Re: [patch v2] mm, oom: fix concurrent munlock and oom reaper unmap

From: Michal Hocko
Date: Thu Apr 19 2018 - 02:36:23 EST

On Wed 18-04-18 12:14:29, David Rientjes wrote:
> On Wed, 18 Apr 2018, Michal Hocko wrote:
> > > Since exit_mmap() is done without the protection of mm->mmap_sem, it is
> > > possible for the oom reaper to concurrently operate on an mm until
> > > MMF_OOM_SKIP is set.
> > >
> > > This allows munlock_vma_pages_all() to concurrently run while the oom
> > > reaper is operating on a vma. Since munlock_vma_pages_range() depends on
> > > clearing VM_LOCKED from vm_flags before actually doing the munlock to
> > > determine if any other vmas are locking the same memory, the check for
> > > VM_LOCKED in the oom reaper is racy.
> > >
> > > This is especially noticeable on architectures such as powerpc where
> > > clearing a huge pmd requires serialize_against_pte_lookup(). If the pmd
> > > is zapped by the oom reaper during follow_page_mask() after the check for
> > > pmd_none() is bypassed, this ends up deferencing a NULL ptl.
> > >
> > > Fix this by reusing MMF_UNSTABLE to specify that an mm should not be
> > > reaped. This prevents the concurrent munlock_vma_pages_range() and
> > > unmap_page_range(). The oom reaper will simply not operate on an mm that
> > > has the bit set and leave the unmapping to exit_mmap().
> >
> > This will further complicate the protocol and actually theoretically
> > restores the oom lockup issues because the oom reaper doesn't set
> > MMF_OOM_SKIP when racing with exit_mmap so we fully rely that nothing
> > blocks there... So the resulting code is more fragile and tricky.
> >
> exit_mmap() does not block before set_bit(MMF_OOM_SKIP) once it is
> entered.

Not true. munlock_vma_pages_all might take page_lock which can have
unpredictable dependences. This is the reason why we are ruling out
mlocked VMAs in the first place when reaping the address space.

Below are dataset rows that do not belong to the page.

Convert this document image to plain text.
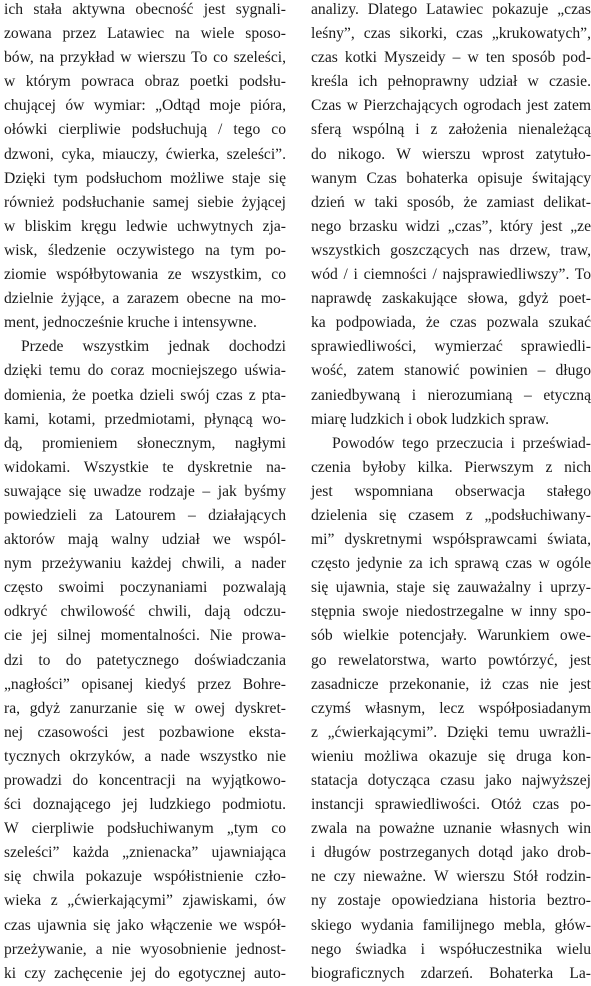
ich stała aktywna obecność jest sygnali-
zowana przez Latawiec na wiele sposo-
bów, na przykład w wierszu To co szeleści,
w którym powraca obraz poetki podsłu-
chującej ów wymiar: „Odtąd moje pióra,
ołówki cierpliwie podsłuchują / tego co
dzwoni, cyka, miauczy, ćwierka, szeleści”.
Dzięki tym podsłuchom możliwe staje się
również podsłuchanie samej siebie żyjącej
w bliskim kręgu ledwie uchwytnych zja-
wisk, śledzenie oczywistego na tym po-
ziomie współbytowania ze wszystkim, co
dzielnie żyjące, a zarazem obecne na mo-
ment, jednocześnie kruche i intensywne.
Przede wszystkim jednak dochodzi
dzięki temu do coraz mocniejszego uświa-
domienia, że poetka dzieli swój czas z pta-
kami, kotami, przedmiotami, płynącą wo-
dą, promieniem słonecznym, nagłymi
widokami. Wszystkie te dyskretnie na-
suwające się uwadze rodzaje – jak byśmy
powiedzieli za Latourem – działających
aktorów mają walny udział we wspól-
nym przeżywaniu każdej chwili, a nader
często swoimi poczynaniami pozwalają
odkryć chwilowość chwili, dają odczu-
cie jej silnej momentalności. Nie prowa-
dzi to do patetycznego doświadczania
„nagłości” opisanej kiedyś przez Bohre-
ra, gdyż zanurzanie się w owej dyskret-
nej czasowości jest pozbawione eksta-
tycznych okrzyków, a nade wszystko nie
prowadzi do koncentracji na wyjątkowo-
ści doznającego jej ludzkiego podmiotu.
W cierpliwie podsłuchiwanym „tym co
szeleści” każda „znienacka” ujawniająca
się chwila pokazuje współistnienie czło-
wieka z „ćwierkającymi” zjawiskami, ów
czas ujawnia się jako włączenie we współ-
przeżywanie, a nie wyosobnienie jednost-
ki czy zachęcenie jej do egotycznej auto-
analizy. Dlatego Latawiec pokazuje „czas
leśny”, czas sikorki, czas „krukowatych”,
czas kotki Myszeidy – w ten sposób pod-
kreśla ich pełnoprawny udział w czasie.
Czas w Pierzchających ogrodach jest zatem
sferą wspólną i z założenia nienależącą
do nikogo. W wierszu wprost zatytuło-
wanym Czas bohaterka opisuje świtający
dzień w taki sposób, że zamiast delikat-
nego brzasku widzi „czas”, który jest „ze
wszystkich goszczących nas drzew, traw,
wód / i ciemności / najsprawiedliwszy”. To
naprawdę zaskakujące słowa, gdyż poet-
ka podpowiada, że czas pozwala szukać
sprawiedliwości, wymierzać sprawiedli-
wość, zatem stanowić powinien – długo
zaniedbywaną i nierozumianą – etyczną
miarę ludzkich i obok ludzkich spraw.
Powodów tego przeczucia i przeświad-
czenia byłoby kilka. Pierwszym z nich
jest wspomniana obserwacja stałego
dzielenia się czasem z „podsłuchiwany-
mi” dyskretnymi współsprawcami świata,
często jedynie za ich sprawą czas w ogóle
się ujawnia, staje się zauważalny i uprzy-
stępnia swoje niedostrzegalne w inny spo-
sób wielkie potencjały. Warunkiem owe-
go rewelatorstwa, warto powtórzyć, jest
zasadnicze przekonanie, iż czas nie jest
czymś własnym, lecz współposiadanym
z „ćwierkającymi”. Dzięki temu uwrażli-
wieniu możliwa okazuje się druga kon-
statacja dotycząca czasu jako najwyższej
instancji sprawiedliwości. Otóż czas po-
zwala na poważne uznanie własnych win
i długów postrzeganych dotąd jako drob-
ne czy nieważne. W wierszu Stół rodzin-
ny zostaje opowiedziana historia beztro-
skiego wydania familijnego mebla, głów-
nego świadka i współuczestnika wielu
biograficznych zdarzeń. Bohaterka La-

> > Can we try a simpler way and get back to what I was suggesting before
> > [1] and simply not play tricks with
> > down_write(&mm->mmap_sem);
> > up_write(&mm->mmap_sem);
> >
> > and use the write lock in exit_mmap for oom_victims?
> >
> > Andrea wanted to make this more clever but this is the second fallout
> > which could have been prevented. The patch would be smaller and the
> > locking protocol easier
> >
> > [1]
> >
> exit_mmap() doesn't need to protect munlock, unmap, or freeing pgtables
> with mm->mmap_sem; the issue is that you need to start holding it in this
> case before munlock and then until at least the end of free_pgtables().
> Anything in between also needlessly holds it so could introduce weird
> lockdep issues that only trigger for oom victims, i.e. they could be very
> rare on some configs. I don't necessarily like holding a mutex over
> functions where it's actually not needed, not only as a general principle
> but also because the oom reaper can now infer that reaping isn't possible
> just because it can't do down_read() and isn't aware the thread is
> actually in exit_mmap() needlessly holding it.

While you are correct, strictly speaking, because unmap_vmas can race
with the oom reaper. With the lock held during the whole operation we
can indeed trigger back off in the oom_repaer. It will keep retrying but
the tear down can take quite some time. This is a fair argument. On the
other hand your lock protocol introduces the MMF_OOM_SKIP problem I've
mentioned above and that really worries me. The primary objective of the
reaper is to guarantee a forward progress without relying on any
externalities. We might kill another OOM victim but that is safer than
lock up.


> The patch is simply using MMF_UNSTABLE rather than MMF_OOM_SKIP to
> serialize exit_mmap() with the oom reaper and doing it before anything
> interesting in exit_mmap() because without it the munlock can trivially
> race with unmap_page_range() and cause a NULL pointer or #GP on a pmd or
> pte. The way Andrea implemented it is fine, we simply have revealed a
> race between munlock_vma_pages_all() and unmap_page_range() that needs it
> to do set_bit(); down_write(); up_write(); earlier.

The current protocol has proven to be error prone so I really believe we
should back off and turn it into something much simpler and build on top
of that if needed.

So do you see any _technical_ reasons why not do [1] and have a simpler
protocol easily backportable to stable trees?